Research and canada and dating violence
Although there are methodological problems accurately determining prevalence rates, a conservative estimate is that one in three adolescents has experienced physical or sexual violence in a dating relationship (Avery-Leaf, Cascardi, O'Leary, & Cano, 1997).These rates are higher when verbal abuse is included in the definition.Teens often think some behaviors, like teasing and name calling, are a “normal” part of a relationship.However, these behaviors can become abusive and develop into more serious forms of violence.
Another myth is that only girls are on the receiving end of relationship violence.
There is considerable controversy regarding whether violence in teen dating relationships involves mutual aggression and indeed several studies report higher rates of inflicting violence for females (Foshee, 1996; Gray & Foshee, 1997; O'Keefe, 1997).
Fundamental problems exist, however, in asserting gender parity regarding relationship violence.

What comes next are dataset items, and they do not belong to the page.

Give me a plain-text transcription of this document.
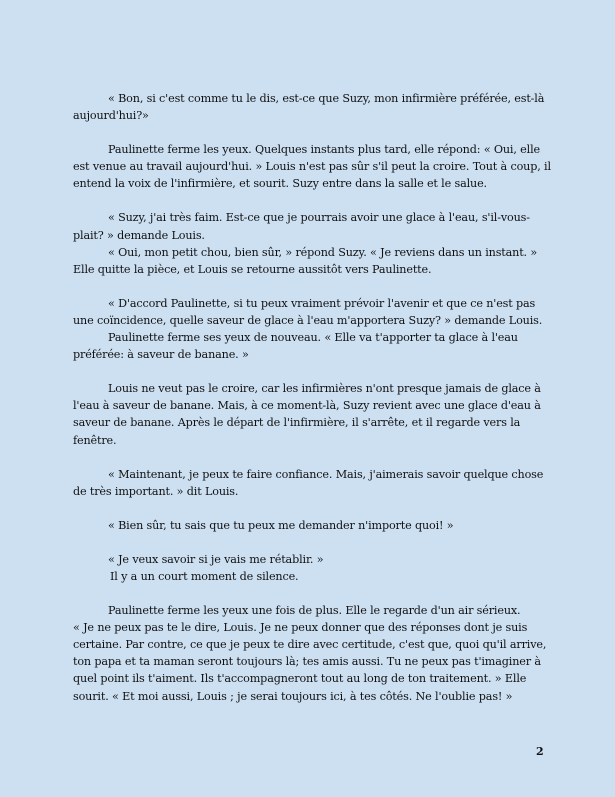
« Bon, si c'est comme tu le dis, est-ce que Suzy, mon infirmière préférée, est-là aujourd'hui?»

Paulinette ferme les yeux. Quelques instants plus tard, elle répond: « Oui, elle est venue au travail aujourd'hui. » Louis n'est pas sûr s'il peut la croire. Tout à coup, il entend la voix de l'infirmière, et sourit. Suzy entre dans la salle et le salue.

« Suzy, j'ai très faim. Est-ce que je pourrais avoir une glace à l'eau, s'il-vous-plait? » demande Louis.

« Oui, mon petit chou, bien sûr, » répond Suzy. « Je reviens dans un instant. » Elle quitte la pièce, et Louis se retourne aussitôt vers Paulinette.

« D'accord Paulinette, si tu peux vraiment prévoir l'avenir et que ce n'est pas une coïncidence, quelle saveur de glace à l'eau m'apportera Suzy? » demande Louis.

Paulinette ferme ses yeux de nouveau. « Elle va t'apporter ta glace à l'eau préférée: à saveur de banane. »

Louis ne veut pas le croire, car les infirmières n'ont presque jamais de glace à l'eau à saveur de banane. Mais, à ce moment-là, Suzy revient avec une glace d'eau à saveur de banane. Après le départ de l'infirmière, il s'arrête, et il regarde vers la fenêtre.

« Maintenant, je peux te faire confiance. Mais, j'aimerais savoir quelque chose de très important. » dit Louis.

« Bien sûr, tu sais que tu peux me demander n'importe quoi! »

« Je veux savoir si je vais me rétablir. »

Il y a un court moment de silence.

Paulinette ferme les yeux une fois de plus. Elle le regarde d'un air sérieux.

« Je ne peux pas te le dire, Louis. Je ne peux donner que des réponses dont je suis certaine. Par contre, ce que je peux te dire avec certitude, c'est que, quoi qu'il arrive, ton papa et ta maman seront toujours là; tes amis aussi. Tu ne peux pas t'imaginer à quel point ils t'aiment. Ils t'accompagneront tout au long de ton traitement. » Elle sourit. « Et moi aussi, Louis ; je serai toujours ici, à tes côtés. Ne l'oublie pas! »

2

A number of school based programs focusing on reducing violence in teen dating relationships and promoting healthy respectful relationships show promising results.
The majority of these programs have focused on increasing students' awareness and knowledge about dating violence, changing attitudes and norms that condone violence, and building conflict resolution and communication skills.
Given that many of these prevention programs have only been short-term interventions, the results are particularly encouraging and demonstrate a potential to impact public health.